ITM Mission statement

VISION: ITM believes that all world citizens should have be able to enjoy a health live, and that scientific innovation is a motor of societal progress.

MISSION: ITM aims at the advancement and spread of the sciences that contribute to tropical medicine and public health in developing countries, inclusive of their global dimensions.

CORE TASKS: ITM conducts, in these fields and within a coherent academic triad, fundamental, translational and applied scientific research; delivers advanced education and training; and provides medical, scientific and societal expert services.

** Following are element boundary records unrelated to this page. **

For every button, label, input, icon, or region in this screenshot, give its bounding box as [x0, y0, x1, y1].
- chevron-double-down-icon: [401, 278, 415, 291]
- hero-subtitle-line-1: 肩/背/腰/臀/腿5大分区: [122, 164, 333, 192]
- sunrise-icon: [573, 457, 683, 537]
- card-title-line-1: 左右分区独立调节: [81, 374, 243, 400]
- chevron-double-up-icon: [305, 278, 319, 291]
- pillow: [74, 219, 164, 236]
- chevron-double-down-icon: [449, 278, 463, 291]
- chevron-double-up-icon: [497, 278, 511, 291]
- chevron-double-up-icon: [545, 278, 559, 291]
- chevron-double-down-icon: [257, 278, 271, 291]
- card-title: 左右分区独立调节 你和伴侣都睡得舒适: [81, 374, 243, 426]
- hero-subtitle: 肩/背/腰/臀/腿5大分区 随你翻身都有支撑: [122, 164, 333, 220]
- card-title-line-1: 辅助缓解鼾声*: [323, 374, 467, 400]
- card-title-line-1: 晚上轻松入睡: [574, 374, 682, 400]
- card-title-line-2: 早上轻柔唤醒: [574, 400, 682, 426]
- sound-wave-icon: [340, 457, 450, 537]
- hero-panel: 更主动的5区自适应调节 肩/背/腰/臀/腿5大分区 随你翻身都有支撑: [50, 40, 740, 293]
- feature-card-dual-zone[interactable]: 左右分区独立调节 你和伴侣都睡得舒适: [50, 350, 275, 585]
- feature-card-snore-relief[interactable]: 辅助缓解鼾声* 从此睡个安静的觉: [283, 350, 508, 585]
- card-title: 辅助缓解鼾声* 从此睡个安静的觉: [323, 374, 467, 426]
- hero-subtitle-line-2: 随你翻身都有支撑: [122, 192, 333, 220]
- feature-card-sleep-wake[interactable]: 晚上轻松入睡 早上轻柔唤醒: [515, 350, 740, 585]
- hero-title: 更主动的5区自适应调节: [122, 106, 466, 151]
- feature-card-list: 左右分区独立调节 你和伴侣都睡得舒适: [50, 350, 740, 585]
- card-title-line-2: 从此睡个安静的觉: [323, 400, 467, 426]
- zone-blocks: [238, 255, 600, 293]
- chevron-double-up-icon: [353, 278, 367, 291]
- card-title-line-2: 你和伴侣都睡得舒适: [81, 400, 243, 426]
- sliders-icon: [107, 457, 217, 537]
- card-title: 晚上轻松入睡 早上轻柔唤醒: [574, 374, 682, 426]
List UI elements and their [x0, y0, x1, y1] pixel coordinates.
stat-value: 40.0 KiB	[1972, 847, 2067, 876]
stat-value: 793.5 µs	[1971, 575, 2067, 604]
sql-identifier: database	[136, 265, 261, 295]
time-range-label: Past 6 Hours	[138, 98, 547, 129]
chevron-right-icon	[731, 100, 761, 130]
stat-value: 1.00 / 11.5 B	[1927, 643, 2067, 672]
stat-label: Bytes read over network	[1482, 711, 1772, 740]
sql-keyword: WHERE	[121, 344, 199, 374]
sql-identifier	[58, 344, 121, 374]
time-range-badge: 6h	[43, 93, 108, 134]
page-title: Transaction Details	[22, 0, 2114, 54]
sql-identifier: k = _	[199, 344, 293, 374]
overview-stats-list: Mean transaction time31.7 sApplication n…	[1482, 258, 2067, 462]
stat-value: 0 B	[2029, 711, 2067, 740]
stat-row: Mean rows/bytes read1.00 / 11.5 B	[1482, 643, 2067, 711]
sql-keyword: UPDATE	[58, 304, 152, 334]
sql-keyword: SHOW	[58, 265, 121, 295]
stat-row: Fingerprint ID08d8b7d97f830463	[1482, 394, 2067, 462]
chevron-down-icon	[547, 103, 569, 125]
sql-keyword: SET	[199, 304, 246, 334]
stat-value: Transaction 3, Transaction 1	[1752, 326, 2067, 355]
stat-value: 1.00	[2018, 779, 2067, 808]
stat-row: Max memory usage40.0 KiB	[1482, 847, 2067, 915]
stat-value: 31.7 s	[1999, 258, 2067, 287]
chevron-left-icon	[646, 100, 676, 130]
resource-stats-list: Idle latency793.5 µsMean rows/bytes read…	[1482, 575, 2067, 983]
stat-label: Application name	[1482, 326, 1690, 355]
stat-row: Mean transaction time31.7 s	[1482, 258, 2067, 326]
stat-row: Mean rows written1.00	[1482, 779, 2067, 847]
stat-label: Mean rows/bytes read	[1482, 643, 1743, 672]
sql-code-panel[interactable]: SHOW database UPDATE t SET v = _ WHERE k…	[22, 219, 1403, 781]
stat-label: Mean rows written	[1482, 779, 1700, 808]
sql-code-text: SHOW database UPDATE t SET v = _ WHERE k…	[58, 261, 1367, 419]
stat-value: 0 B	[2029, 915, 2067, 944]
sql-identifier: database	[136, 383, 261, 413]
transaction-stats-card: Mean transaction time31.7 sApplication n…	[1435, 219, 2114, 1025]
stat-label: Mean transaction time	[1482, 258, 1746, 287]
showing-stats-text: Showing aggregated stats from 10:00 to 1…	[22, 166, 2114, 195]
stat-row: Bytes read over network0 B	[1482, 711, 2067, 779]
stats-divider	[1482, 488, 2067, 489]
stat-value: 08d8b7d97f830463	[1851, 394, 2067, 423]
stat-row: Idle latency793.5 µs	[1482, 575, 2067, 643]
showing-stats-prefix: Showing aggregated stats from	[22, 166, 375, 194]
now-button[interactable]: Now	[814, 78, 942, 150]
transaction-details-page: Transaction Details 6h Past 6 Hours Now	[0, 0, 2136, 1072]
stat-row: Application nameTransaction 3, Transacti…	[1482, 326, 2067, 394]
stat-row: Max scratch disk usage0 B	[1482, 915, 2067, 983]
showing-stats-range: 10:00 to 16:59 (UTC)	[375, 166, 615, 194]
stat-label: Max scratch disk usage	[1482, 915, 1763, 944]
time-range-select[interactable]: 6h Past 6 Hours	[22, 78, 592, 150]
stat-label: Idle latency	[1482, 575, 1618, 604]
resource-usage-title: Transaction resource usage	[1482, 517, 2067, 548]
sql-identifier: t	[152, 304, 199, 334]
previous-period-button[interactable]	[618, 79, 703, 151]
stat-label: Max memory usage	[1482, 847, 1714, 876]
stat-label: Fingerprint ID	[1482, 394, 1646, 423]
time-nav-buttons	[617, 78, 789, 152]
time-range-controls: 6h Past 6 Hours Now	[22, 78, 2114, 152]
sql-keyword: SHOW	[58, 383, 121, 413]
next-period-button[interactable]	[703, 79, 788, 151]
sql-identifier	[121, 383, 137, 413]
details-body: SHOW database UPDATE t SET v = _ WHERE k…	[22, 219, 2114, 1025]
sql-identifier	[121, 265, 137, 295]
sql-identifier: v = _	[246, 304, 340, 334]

VALUES: ITM strives in the fulfilment of its mission towards excellence, integrity, specificity and efficiency. It upholds human dignity and diversity, academic creativity and critical sense, solidarity and collaboration, and the well-being of its employees, students, patients and other clients.

ITM’s 15 Grand Ambitions

  1. Integrate a large part of its public health education and research in a “Global Network of Public Health Schools”, including the long-standing partners in Africa, Asia and South America with which we share the principles of Primary Health Care and Health Care for All.
  2. Enrich its educational offer with online and blended master- and expert courses, including biomedical and clinical degrees.
  3. Develop a “Wikitropica” in which it extends and shares its knowledge on tropical diseases with the world wide scientific community.
  4. Reinforce its interdisciplinary capacity to investigate and fight epidemics of tropical and infectious diseases world-wide, as well as the consequences of ecological, socio-economic and demographic transitions.
  5. Acquire interdisciplinary capacity to investigate and help controlling world-wide resistance against anti-infectious drugs.
  6. Develop and deploy innovative control strategies against sleeping sickness that bring into sight the elimination of this disease in Central Africa.
  7. Research preventive therapy, social dimensions, functional cure and co-infection dynamics as new steps in the clinical management and the global control of HIV/AIDS.
  8. Develop innovate treatments and diagnostics for multi-resistant tuberculosis.
  9. Contribute significantly to the world-wide elimination of malaria.
  10. Acquire innovative insights in the cellular and molecular biology and transmission dynamics of trypanosomes, leishmania, plasmodium, schistosoma, taenia, mycobacteria and arboviruses.
  11. Develop new diagnostic methods for bacterial blood infections, haemorrhagic viruses, sexually transmitted infections and neglected tropical diseases.
  12. Develop innovative approaches for the assessment and optimization of complex health interventions.
  13. Consolidate its position as an international top centre of medical care and clinical research.
  14. Bring its partnerships in the South fully in a new era “beyond aid”.
  15. Update and optimise its supporting structures, processes and operations.